We have estimated the impact of financial incentives by combining academic evidence on people’s responses to previous welfare system reforms, and the Department’s Policy Simulation Model. The Policy Simulation Model was used to estimate changes in gains from work and disposable income (i.e. drivers of income and substitution effects) for different groups due to the introduction of Universal Credit.
We estimate that increased financial incentives will result in around 150,000 more people in employment under UC in steady state.
2. Increased intensity of work search under Universal Credit. Conditionality is extended under UC to certain groups that were not subject to conditionality under the legacy system, meaning they will get work coach support and encouragement to seek work, and will sign a claimant commitment to spend up to 35 hours (depending on their circumstances and any caring responsibilities) a week seeking work.

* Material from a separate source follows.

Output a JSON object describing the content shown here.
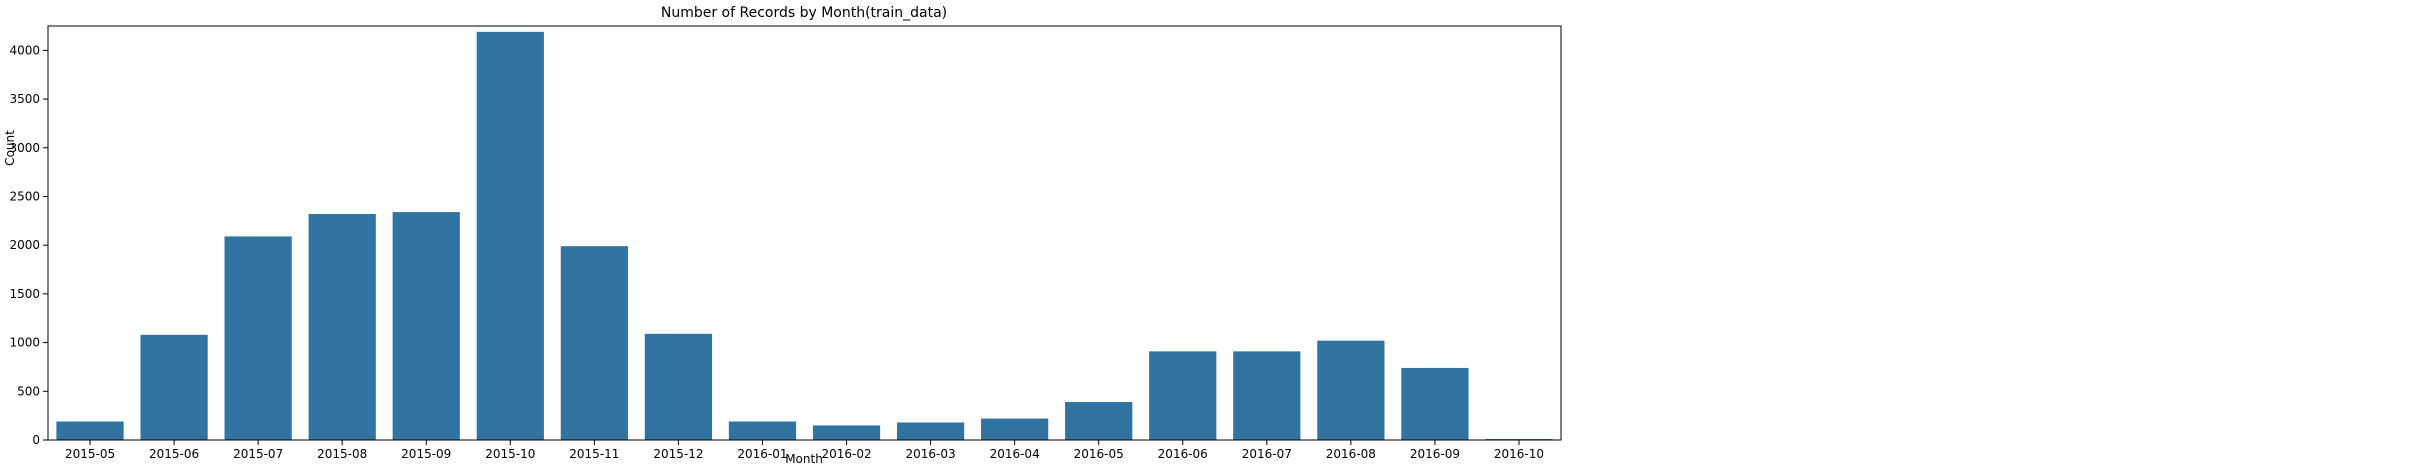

The conditionality regime in Universal Credit has a wider reach than the equivalent JSA regime in the legacy benefit system. We use evidence of the employment impacts from trials of labour market interventions to estimate the increase in employment for these groups experiencing conditionality for the first time. We estimate that extended conditionality under UC will result in around 50,000 additional people moving into employment.
3. A smoother and simpler transition into work under Universal Credit. Universal Credit places less administrative burden on the claimant and has a clearer system of allowances and tapers that allow claimants to more easily see the financial benefits of moving into work or increasing their hours.
The estimated employment impacts of UC due to its simplicity are based on research and evaluation evidence of similar reforms in the past. In particular, it draws on evidence from the:
a) quantitative and qualitative evaluations of mandatory work-focused interviews for lone parents and Better Off Calculations; and
b) evaluation of In-Work Credit.
We estimated that the move to a single system of working-age benefits, in the form of Universal Credit, will result in around 60,000 more people in employment under UC in steady state.